Brotherson a une approche plus modérée de l’indépendance qu’Oscar Temaru, le leader indépendantiste. Il estime en effet que la Polynésie n’est pas encore prête à être indépendante et que ce processus doit passer par un référendum d’autodétermination qui pourrait « intervenir d’ici 10 à 15 ans ». Sa campagne s’est concentrée sur des questions de pouvoir d’achat et de défense d’une nouvelle éthique politique.
Un tournant libéral pour la Polynésie ?
L’une des premières leçons de l’élection de Moetai Brotherson est peut-être le virage libéral qu’il entend défendre à la tête de la collectivité du Pacifique. Technique sur les questions de fiscalité et sur le sujet économique, il a rappelé lors de la campagne son souhait d’une imposition plus équitable pour la population et ne bridant pas l’investissement et la construction de projets innovants.
Moetai a pour objectif de rendre la Polynésie plus autosuffisante, en développant son économie pour moins dépendre des transferts de la France. L’une des ambitions de son programme est de multiplier le nombre de touristes et de développer l’hydrogène pour limiter l’importation d’énergies fossiles.
Un nouveau gouvernement, jeune et principalement issu de la société civile
Moetai Brotherson a formé un gouvernement rajeuni, majoritairement issu de la société civile, qui comprend quatre femmes et six hommes, dont certains sont relativement inconnus en politique et sont très jeunes. Eliane Tevahitua, la vice-présidente et ministre de la Culture, de l’Artisanat, de la Recherche et de l’Enseignement supérieur, est une élue de longue date. Jordy Chan, le ministre de l’Équipement et des Grands Travaux, est le benjamin du gouvernement à 29 ans et n’a pas d’expérience politique1.
Des figures plus connues de la politique locale ont également été nommées, comme Minarii Galenon, ministre de la Solidarité, et Vannina Crolas, ministre de l’Emploi. Brotherson s’est attribué les portefeuilles ministériels des Transports aériens internationaux, de l’Égalité des territoires, des Affaires internationales, du Développement des archipels, de l’Économie numérique et des Conséquences des essais nucléaires, ainsi que celui du Tourisme, première ressource économique locale. Nathalie Salmon-Hudry a été nommée déléguée interministérielle au handicap. Le président s’est engagé à ce qu’il n’y ait « pas de chasse aux sorcières » dans les services de la collectivité.
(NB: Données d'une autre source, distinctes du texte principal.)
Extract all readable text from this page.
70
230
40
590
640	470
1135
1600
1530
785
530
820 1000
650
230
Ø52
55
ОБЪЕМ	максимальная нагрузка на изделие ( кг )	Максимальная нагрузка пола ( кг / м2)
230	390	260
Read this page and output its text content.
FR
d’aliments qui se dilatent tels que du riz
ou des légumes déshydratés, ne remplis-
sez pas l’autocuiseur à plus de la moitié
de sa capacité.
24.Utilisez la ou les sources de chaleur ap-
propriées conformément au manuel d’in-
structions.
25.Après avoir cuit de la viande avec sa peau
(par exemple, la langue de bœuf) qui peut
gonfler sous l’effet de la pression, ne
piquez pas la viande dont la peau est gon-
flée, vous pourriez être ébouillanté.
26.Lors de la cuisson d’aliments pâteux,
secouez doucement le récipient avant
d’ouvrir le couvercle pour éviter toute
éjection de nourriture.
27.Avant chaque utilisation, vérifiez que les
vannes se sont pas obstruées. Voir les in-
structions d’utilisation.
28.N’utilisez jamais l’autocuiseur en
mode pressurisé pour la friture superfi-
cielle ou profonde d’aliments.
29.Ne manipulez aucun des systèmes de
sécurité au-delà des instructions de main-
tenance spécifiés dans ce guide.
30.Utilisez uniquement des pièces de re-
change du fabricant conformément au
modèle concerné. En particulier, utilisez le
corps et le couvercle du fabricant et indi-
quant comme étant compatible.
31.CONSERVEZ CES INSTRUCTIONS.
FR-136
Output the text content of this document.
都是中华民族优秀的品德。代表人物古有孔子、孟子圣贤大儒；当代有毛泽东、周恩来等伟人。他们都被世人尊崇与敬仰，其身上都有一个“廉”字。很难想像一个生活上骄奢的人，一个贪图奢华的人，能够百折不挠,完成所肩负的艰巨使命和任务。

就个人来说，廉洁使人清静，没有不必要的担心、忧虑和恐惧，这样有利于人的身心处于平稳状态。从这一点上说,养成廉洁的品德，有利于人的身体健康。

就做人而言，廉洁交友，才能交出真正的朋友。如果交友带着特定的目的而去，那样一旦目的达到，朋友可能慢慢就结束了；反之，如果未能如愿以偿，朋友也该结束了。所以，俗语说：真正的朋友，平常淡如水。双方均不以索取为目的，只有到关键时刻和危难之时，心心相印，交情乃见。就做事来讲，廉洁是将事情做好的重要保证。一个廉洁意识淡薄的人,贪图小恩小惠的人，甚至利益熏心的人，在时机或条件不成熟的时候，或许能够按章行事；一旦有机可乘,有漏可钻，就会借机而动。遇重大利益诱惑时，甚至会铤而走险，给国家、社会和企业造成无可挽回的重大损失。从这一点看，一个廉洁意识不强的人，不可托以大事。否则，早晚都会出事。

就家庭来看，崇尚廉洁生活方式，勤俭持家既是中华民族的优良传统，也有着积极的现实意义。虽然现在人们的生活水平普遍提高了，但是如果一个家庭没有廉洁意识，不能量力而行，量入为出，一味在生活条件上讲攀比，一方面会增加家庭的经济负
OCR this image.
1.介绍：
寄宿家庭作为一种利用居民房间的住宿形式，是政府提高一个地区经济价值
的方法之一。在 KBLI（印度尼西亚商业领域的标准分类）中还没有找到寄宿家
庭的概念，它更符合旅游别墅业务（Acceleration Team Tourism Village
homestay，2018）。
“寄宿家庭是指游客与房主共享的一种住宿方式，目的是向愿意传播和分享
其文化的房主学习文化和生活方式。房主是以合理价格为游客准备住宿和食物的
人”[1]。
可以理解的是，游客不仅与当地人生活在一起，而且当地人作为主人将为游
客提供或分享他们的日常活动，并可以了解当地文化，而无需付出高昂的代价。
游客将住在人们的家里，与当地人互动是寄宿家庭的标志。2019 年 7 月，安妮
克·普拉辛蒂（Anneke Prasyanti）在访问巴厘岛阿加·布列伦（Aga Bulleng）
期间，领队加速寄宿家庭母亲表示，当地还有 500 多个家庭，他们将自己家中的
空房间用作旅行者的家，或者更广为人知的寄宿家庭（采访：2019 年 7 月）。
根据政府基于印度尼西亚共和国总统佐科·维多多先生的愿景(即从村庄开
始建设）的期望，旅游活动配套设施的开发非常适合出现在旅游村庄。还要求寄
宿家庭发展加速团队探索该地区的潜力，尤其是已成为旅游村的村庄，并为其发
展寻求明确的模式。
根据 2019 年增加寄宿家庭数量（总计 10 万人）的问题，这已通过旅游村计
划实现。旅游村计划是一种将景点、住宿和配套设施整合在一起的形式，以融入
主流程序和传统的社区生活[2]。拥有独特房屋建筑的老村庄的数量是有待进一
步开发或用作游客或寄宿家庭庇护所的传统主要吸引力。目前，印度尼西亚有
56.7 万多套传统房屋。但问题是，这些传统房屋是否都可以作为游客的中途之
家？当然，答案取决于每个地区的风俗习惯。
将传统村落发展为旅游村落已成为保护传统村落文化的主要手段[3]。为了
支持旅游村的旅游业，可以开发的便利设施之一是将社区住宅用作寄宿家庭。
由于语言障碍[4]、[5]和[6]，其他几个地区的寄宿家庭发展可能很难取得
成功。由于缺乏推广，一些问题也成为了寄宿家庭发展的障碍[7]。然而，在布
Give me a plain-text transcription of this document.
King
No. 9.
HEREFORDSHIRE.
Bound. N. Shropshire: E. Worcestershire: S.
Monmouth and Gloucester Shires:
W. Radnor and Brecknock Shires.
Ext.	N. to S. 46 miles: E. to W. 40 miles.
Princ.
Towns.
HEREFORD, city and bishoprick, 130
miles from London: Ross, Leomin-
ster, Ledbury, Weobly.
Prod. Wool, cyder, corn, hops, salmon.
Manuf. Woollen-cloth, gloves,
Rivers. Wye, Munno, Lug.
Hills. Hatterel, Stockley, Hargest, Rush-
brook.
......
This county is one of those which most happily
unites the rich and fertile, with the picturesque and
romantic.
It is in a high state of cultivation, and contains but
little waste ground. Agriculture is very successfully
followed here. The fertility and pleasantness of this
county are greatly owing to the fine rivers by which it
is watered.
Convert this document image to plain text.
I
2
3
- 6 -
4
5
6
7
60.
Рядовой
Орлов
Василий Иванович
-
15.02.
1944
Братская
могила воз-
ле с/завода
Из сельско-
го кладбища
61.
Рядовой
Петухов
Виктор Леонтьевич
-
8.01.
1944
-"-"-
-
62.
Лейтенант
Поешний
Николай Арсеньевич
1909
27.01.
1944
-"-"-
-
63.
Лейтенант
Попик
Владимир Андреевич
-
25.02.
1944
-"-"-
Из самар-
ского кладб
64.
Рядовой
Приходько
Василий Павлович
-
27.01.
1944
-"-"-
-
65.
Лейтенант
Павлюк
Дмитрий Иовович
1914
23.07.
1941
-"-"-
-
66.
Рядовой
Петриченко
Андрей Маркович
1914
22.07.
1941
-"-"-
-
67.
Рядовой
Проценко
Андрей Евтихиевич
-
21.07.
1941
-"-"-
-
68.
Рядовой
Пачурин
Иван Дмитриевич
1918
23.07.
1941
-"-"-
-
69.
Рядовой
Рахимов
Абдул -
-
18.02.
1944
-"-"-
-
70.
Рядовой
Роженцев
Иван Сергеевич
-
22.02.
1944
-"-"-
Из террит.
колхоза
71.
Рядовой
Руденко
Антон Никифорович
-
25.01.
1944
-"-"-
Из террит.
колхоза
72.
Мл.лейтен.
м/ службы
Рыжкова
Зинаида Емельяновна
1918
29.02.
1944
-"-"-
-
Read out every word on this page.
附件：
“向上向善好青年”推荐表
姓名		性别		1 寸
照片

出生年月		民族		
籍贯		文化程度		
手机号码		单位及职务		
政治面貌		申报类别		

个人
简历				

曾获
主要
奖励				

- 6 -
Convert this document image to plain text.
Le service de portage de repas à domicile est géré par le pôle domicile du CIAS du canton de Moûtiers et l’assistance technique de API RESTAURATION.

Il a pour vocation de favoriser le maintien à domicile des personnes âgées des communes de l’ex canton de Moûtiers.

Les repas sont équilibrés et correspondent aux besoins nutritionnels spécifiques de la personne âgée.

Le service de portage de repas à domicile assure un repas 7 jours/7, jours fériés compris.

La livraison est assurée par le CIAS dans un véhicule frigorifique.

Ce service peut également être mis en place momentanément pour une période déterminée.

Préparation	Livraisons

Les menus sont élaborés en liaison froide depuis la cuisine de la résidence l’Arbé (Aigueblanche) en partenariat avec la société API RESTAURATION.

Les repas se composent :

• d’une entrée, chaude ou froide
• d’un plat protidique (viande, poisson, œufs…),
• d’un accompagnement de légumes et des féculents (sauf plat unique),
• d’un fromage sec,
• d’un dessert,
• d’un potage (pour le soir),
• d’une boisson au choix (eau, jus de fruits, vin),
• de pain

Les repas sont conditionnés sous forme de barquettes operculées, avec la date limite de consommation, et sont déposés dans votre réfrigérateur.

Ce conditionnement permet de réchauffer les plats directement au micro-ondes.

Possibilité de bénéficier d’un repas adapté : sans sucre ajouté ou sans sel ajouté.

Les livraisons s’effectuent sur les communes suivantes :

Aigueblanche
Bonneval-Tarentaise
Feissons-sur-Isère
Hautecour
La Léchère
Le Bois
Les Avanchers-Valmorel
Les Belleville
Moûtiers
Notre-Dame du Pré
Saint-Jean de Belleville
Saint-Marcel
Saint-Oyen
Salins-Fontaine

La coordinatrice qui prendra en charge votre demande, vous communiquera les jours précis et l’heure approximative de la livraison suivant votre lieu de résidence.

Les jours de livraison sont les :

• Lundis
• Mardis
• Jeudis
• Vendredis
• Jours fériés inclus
Entre la lutte contre l’inflation, la mobilisation nécessaire pour recréer du lien avec la population, la relance du tourisme, la lutte contre l’endettement, la recherche de nouveaux partenariats stratégiques avec les pays de la région autant que la place essentielle de la Polynésie dans l’Indopacifique, c’est un mandat historique qui attend la Polynésie. Et Reform Paris sera au rendez-vous pour suivre cette actualité essentielle.